The 143-year-old BSE will start a new innings with the launch of its commodity exchange on October 1.

The exchange, which will start trading in gold and silver contracts, is hoping to take on rivals with its promise of lower trading charges and superior technology.

BSE will face competition not only from existing players such as MCX, NCDEX and ICEX, but also from the NSE, which too is making its commodity debut on October 1.

Ashishkumar Chauhan, MD and CEO of BSE, told BusinessLine the exchange has received SEBI approval to launch gold and silver contracts. Applications will next be made for crude and natural gas, and later for other base metals. The focus will shift to agriculture commodities, too.

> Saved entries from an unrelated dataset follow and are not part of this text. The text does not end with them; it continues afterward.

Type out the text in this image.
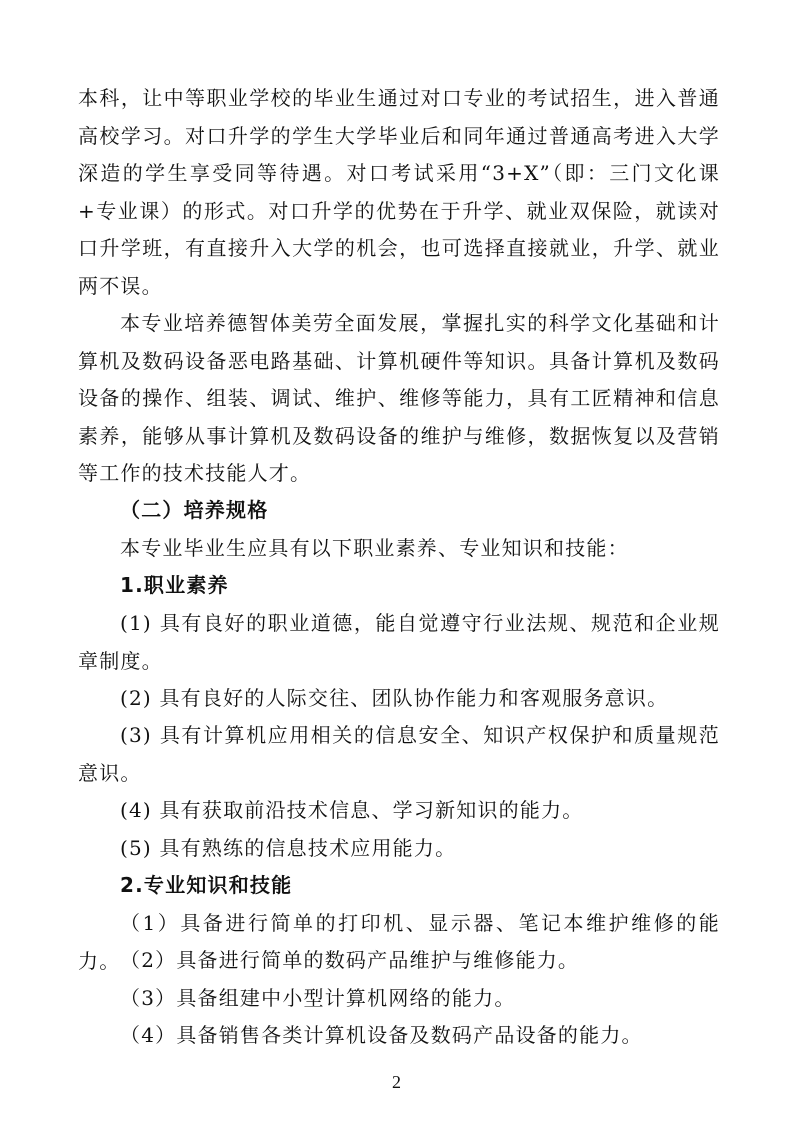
本科，让中等职业学校的毕业生通过对口专业的考试招生，进入普通高校学习。对口升学的学生大学毕业后和同年通过普通高考进入大学深造的学生享受同等待遇。对口考试采用“3+X”（即：三门文化课+专业课）的形式。对口升学的优势在于升学、就业双保险，就读对口升学班，有直接升入大学的机会，也可选择直接就业，升学、就业两不误。

本专业培养德智体美劳全面发展，掌握扎实的科学文化基础和计算机及数码设备恶电路基础、计算机硬件等知识。具备计算机及数码设备的操作、组装、调试、维护、维修等能力，具有工匠精神和信息素养，能够从事计算机及数码设备的维护与维修，数据恢复以及营销等工作的技术技能人才。

（二）培养规格

本专业毕业生应具有以下职业素养、专业知识和技能：

1.职业素养

(1) 具有良好的职业道德，能自觉遵守行业法规、规范和企业规章制度。

(2) 具有良好的人际交往、团队协作能力和客观服务意识。

(3) 具有计算机应用相关的信息安全、知识产权保护和质量规范意识。

(4) 具有获取前沿技术信息、学习新知识的能力。

(5) 具有熟练的信息技术应用能力。

2.专业知识和技能

（1）具备进行简单的打印机、显示器、笔记本维护维修的能力。 （2）具备进行简单的数码产品维护与维修能力。

（3）具备组建中小型计算机网络的能力。

（4）具备销售各类计算机设备及数码产品设备的能力。

2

“We expect people who are familiar with BSE and not trading on MCX to trade with us. Of the 1,400 registered members, 450 have already taken membership in the commodity exchange,” he said.

Intense competition has driven two exchanges — Kotak Group-promoted ACE Commodity Exchange and Universal Commodity Exchange — to shut shop, and the oldest exchange, NMCE, to merge with ICEX.

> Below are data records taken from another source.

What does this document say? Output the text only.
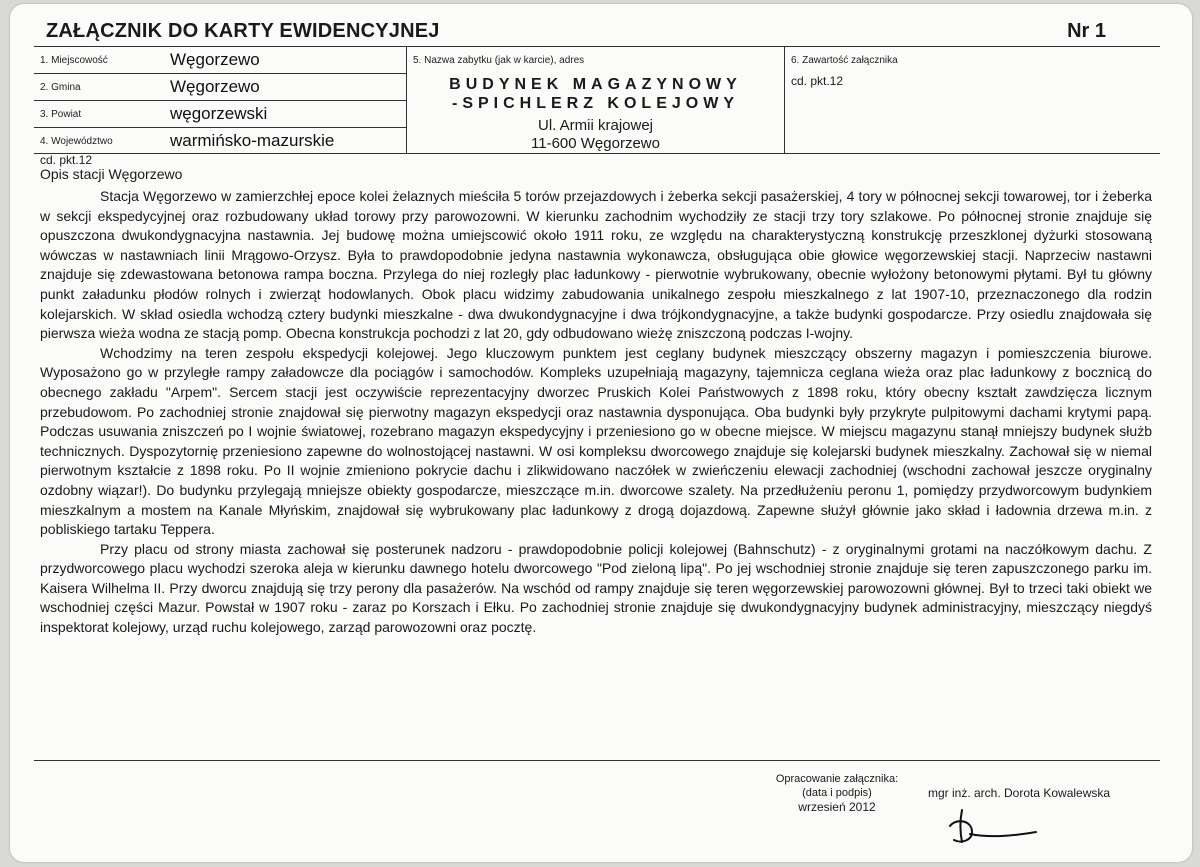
ZAŁĄCZNIK DO KARTY EWIDENCYJNEJ	Nr 1
1. Miejscowość	Węgorzewo
2. Gmina	Węgorzewo
3. Powiat	węgorzewski
4. Województwo	warmińsko-mazurskie
5. Nazwa zabytku (jak w karcie), adres
BUDYNEK MAGAZYNOWY
-SPICHLERZ KOLEJOWY
Ul. Armii krajowej
11-600 Węgorzewo
6. Zawartość załącznika
cd. pkt.12
cd. pkt.12
Opis stacji Węgorzewo

Stacja Węgorzewo w zamierzchłej epoce kolei żelaznych mieściła 5 torów przejazdowych i żeberka sekcji pasażerskiej, 4 tory w północnej sekcji towarowej, tor i żeberka w sekcji ekspedycyjnej oraz rozbudowany układ torowy przy parowozowni. W kierunku zachodnim wychodziły ze stacji trzy tory szlakowe. Po północnej stronie znajduje się opuszczona dwukondygnacyjna nastawnia. Jej budowę można umiejscowić około 1911 roku, ze względu na charakterystyczną konstrukcję przeszklonej dyżurki stosowaną wówczas w nastawniach linii Mrągowo-Orzysz. Była to prawdopodobnie jedyna nastawnia wykonawcza, obsługująca obie głowice węgorzewskiej stacji. Naprzeciw nastawni znajduje się zdewastowana betonowa rampa boczna. Przylega do niej rozległy plac ładunkowy - pierwotnie wybrukowany, obecnie wyłożony betonowymi płytami. Był tu główny punkt załadunku płodów rolnych i zwierząt hodowlanych. Obok placu widzimy zabudowania unikalnego zespołu mieszkalnego z lat 1907-10, przeznaczonego dla rodzin kolejarskich. W skład osiedla wchodzą cztery budynki mieszkalne - dwa dwukondygnacyjne i dwa trójkondygnacyjne, a także budynki gospodarcze. Przy osiedlu znajdowała się pierwsza wieża wodna ze stacją pomp. Obecna konstrukcja pochodzi z lat 20, gdy odbudowano wieżę zniszczoną podczas I-wojny.

Wchodzimy na teren zespołu ekspedycji kolejowej. Jego kluczowym punktem jest ceglany budynek mieszczący obszerny magazyn i pomieszczenia biurowe. Wyposażono go w przyległe rampy załadowcze dla pociągów i samochodów. Kompleks uzupełniają magazyny, tajemnicza ceglana wieża oraz plac ładunkowy z bocznicą do obecnego zakładu "Arpem". Sercem stacji jest oczywiście reprezentacyjny dworzec Pruskich Kolei Państwowych z 1898 roku, który obecny kształt zawdzięcza licznym przebudowom. Po zachodniej stronie znajdował się pierwotny magazyn ekspedycji oraz nastawnia dysponująca. Oba budynki były przykryte pulpitowymi dachami krytymi papą. Podczas usuwania zniszczeń po I wojnie światowej, rozebrano magazyn ekspedycyjny i przeniesiono go w obecne miejsce. W miejscu magazynu stanął mniejszy budynek służb technicznych. Dyspozytornię przeniesiono zapewne do wolnostojącej nastawni. W osi kompleksu dworcowego znajduje się kolejarski budynek mieszkalny. Zachował się w niemal pierwotnym kształcie z 1898 roku. Po II wojnie zmieniono pokrycie dachu i zlikwidowano naczółek w zwieńczeniu elewacji zachodniej (wschodni zachował jeszcze oryginalny ozdobny wiązar!). Do budynku przylegają mniejsze obiekty gospodarcze, mieszczące m.in. dworcowe szalety. Na przedłużeniu peronu 1, pomiędzy przydworcowym budynkiem mieszkalnym a mostem na Kanale Młyńskim, znajdował się wybrukowany plac ładunkowy z drogą dojazdową. Zapewne służył głównie jako skład i ładownia drzewa m.in. z pobliskiego tartaku Teppera.

Przy placu od strony miasta zachował się posterunek nadzoru - prawdopodobnie policji kolejowej (Bahnschutz) - z oryginalnymi grotami na naczółkowym dachu. Z przydworcowego placu wychodzi szeroka aleja w kierunku dawnego hotelu dworcowego "Pod zieloną lipą". Po jej wschodniej stronie znajduje się teren zapuszczonego parku im. Kaisera Wilhelma II. Przy dworcu znajdują się trzy perony dla pasażerów. Na wschód od rampy znajduje się teren węgorzewskiej parowozowni głównej. Był to trzeci taki obiekt we wschodniej części Mazur. Powstał w 1907 roku - zaraz po Korszach i Ełku. Po zachodniej stronie znajduje się dwukondygnacyjny budynek administracyjny, mieszczący niegdyś inspektorat kolejowy, urząd ruchu kolejowego, zarząd parowozowni oraz pocztę.

Opracowanie załącznika:
(data i podpis)
wrzesień 2012
mgr inż. arch. Dorota Kowalewska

In fact, rumours of an MCX-NSE merger for substantial commodity play refused to die down even after the two denied it.

Chauhan is not unduly worried about five exchanges competing in the narrow commodity exchange space. Before the launch of electronic commodity exchanges, there were 20 regional commodity exchanges surviving on a single commodity and a small group of investors, he recalled.

“If an exchange can survive with a single commodity, India, with a population of 125 crore, can easily accommodate five exchanges,” he said.

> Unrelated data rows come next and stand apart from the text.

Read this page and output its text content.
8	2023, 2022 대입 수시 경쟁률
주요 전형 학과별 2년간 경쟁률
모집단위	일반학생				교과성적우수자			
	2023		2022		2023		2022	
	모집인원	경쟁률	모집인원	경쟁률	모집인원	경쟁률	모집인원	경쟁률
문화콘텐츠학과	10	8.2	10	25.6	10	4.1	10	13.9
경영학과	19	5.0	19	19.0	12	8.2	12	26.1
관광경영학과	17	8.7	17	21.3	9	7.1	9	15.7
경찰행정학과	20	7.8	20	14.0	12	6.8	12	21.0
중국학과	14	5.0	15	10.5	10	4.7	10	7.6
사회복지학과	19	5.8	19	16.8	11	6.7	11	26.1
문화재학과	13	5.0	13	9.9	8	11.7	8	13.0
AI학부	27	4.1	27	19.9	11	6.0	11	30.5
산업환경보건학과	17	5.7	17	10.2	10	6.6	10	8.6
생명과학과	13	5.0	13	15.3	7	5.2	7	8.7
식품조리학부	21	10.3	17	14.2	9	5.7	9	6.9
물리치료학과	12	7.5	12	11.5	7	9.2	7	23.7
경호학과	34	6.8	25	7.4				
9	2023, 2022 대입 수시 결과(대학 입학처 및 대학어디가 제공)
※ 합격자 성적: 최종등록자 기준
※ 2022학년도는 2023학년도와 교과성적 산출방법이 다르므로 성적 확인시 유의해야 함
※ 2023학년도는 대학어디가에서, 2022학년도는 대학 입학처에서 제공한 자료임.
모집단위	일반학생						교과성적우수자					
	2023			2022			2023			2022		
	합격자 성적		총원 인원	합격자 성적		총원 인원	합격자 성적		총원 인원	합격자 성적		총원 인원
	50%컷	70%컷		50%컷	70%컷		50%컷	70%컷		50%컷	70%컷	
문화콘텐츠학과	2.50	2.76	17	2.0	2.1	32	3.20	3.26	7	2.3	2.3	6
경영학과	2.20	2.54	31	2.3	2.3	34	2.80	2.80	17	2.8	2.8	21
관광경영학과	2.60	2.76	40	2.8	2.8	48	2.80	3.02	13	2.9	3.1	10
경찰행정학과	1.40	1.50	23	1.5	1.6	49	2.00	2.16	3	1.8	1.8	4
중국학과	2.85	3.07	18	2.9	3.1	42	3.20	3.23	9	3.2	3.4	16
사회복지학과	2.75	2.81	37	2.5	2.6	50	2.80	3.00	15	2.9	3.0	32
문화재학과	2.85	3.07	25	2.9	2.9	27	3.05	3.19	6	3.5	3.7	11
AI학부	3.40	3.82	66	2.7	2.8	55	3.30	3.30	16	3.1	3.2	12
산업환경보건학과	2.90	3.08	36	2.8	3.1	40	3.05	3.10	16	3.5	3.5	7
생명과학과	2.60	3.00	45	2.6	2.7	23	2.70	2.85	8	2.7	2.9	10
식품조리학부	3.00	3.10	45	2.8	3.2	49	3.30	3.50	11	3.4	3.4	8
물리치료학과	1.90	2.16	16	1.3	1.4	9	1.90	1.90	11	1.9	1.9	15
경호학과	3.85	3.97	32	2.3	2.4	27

“We are not worried about the merger talks (of MCX and NSE),” he added. “We have members in 3,000 cities and over 2,000 terminals. All of them are our opportunity in the commodity venture.”

The Indian futures market developed independent of the spot market because it took the easy route of taking foreign prices for trade settlement. The end users lost connect with the futures market and the number of participants declined to about 50,000 a day, he said. It is abysmally low considering the fact that every single consumer carries commodity risk, he added.